Lexicographic product of graphs

Question

I am seeking to use the undocumented Mathematica function

GraphComputation`GraphProduct[G1,G2,type]

to compute the lexicographic product of graphs G1 and G2. I can get this function to work for the Cartesian product but not for the Lexicographic product. Does anyone know how it works?

Answer 1

Playing around with Szabolcs' implementation, it appeared to me that the adjacency matrix of the lexicographic product can be easily described by KroneckerProduct. This led me to a second method, which seems to have better performance characteristics.

lexicographicProduct2[G_?UndirectedGraphQ, H_?UndirectedGraphQ, 
  opts : OptionsPattern[]] := AdjacencyGraph[
  Tuples[{VertexList[G], VertexList[H]}],
  With[{
    nG = VertexCount[G],
    nH = VertexCount[H]
    },
   Plus[
    KroneckerProduct[AdjacencyMatrix[G], ConstantArray[1, {nH, nH}]],
    KroneckerProduct[IdentityMatrix[nG, SparseArray], AdjacencyMatrix[H]]
    ]
   ],
  opts
  ]

Here is a short timing comparison:

G = CycleGraph[20];
H = CycleGraph[30];
K1 = lexicographicProduct[G, H]; // RepeatedTiming // First
K2 = lexicographicProduct2[G, H]; // RepeatedTiming // First
K1 == K2

1.40

0.0543

True

Edit

The product graphs have the tendency to be rather dense, so AdjacencyGraph might not be the best choice to construct it from the adjacency matrix: Doing so leads to a graph with GraphComputation`GraphRepresentation returning "Simple" which is in fact a sparse representation. The following leads to a result whose GraphComputation`GraphRepresentation equals "Incidence". This is also almost 10 times faster than lexicographicProduct2 and even faster than Mathe172's fix for GraphComputation`GraphProduct (at least on my machine).

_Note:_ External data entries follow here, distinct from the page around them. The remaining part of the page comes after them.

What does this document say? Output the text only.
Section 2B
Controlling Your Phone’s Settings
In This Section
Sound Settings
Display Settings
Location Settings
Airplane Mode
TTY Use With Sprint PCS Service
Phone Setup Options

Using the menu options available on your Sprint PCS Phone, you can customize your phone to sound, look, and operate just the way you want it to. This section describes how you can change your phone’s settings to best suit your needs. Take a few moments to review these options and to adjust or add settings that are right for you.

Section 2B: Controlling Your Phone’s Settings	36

lexicographicProduct3[G_?UndirectedGraphQ, H_?UndirectedGraphQ, opts : OptionsPattern[]] := Graph[
  Tuples[{VertexList[G], VertexList[H]}], 
  With[{nG = VertexCount[G], nH = VertexCount[H]},
    UpperTriangularize[Plus[
      KroneckerProduct[AdjacencyMatrix[G], ConstantArray[1, {nH, nH}]], 
      KroneckerProduct[IdentityMatrix[nG, SparseArray], AdjacencyMatrix[H]]
      ]
     ]]["NonzeroPositions"],
  opts
  ]

K3 = lexicographicProduct3[G, H]; // RepeatedTiming // First
VertexList[K2] == VertexList[K3]
EdgeList[K2] == EdgeList[K3]

0.0059

True

True

Answer 2

I did not know what lexicographic product was, so I looked it up.

If performance is not critical, you can implement the definition quite directly.

lexicographicProduct[g1_?UndirectedGraphQ, g2_?UndirectedGraphQ, opt : OptionsPattern[]] := 
 RelationGraph[
   (* two nodes are connected if their corresponding nodes in the first graph are connected *)
   EdgeQ[g1, First[#1] \[UndirectedEdge] First[#2]] || 
   (* or their corresponding nodes in the first graph are the same and their corresponding nodes in the second graph are connected *)
   (First[#1] === First[#2] && EdgeQ[g2, Last[#1] \[UndirectedEdge] Last[#2]]) &,

   (* the vertices are the cartesian product of the two vertex sets *)
   Tuples[{VertexList[g1], VertexList[g2]}],

   (* also allow setting graph options *)
   opt
 ]

lexicographicProduct[CycleGraph[5], CycleGraph[3]]

Answer 3

So I got GraphComputation`GraphProduct to work, and it appears to be even faster:

Unprotect[GraphComputation`GraphProduct];
DownValues[GraphComputation`GraphProduct] = 
  DownValues[GraphComputation`GraphProduct] /. "Lexicographic" -> "Lexicographical";
Protect[GraphComputation`GraphProduct];


K1 = lexicographicProduct[G, H, VertexLabels -> "Name"]; // 
  RepeatedTiming // First
K2 = lexicographicProduct2[G, H, VertexLabels -> "Name"]; // 
  RepeatedTiming // First
K3 = GraphComputation`GraphProduct[G, H, "Lexicographical"]; // 
  RepeatedTiming // First
IsomorphicGraphQ[K1, K2] && IsomorphicGraphQ[K2, K3]
(* 1.09 *)
(* 0.041 *)
(* 0.0086 *)
(* True *)

The issue is that there appears to be a typo in the definition of the function: The top-level GraphProduct function expects "Lexicographic", while the inner function expects "Lexicographical", leading to the unexpected error.

Note: Obviously, the function is undocumented, so be careful. Especially given that it's not even possible to call the function without fixing it up first.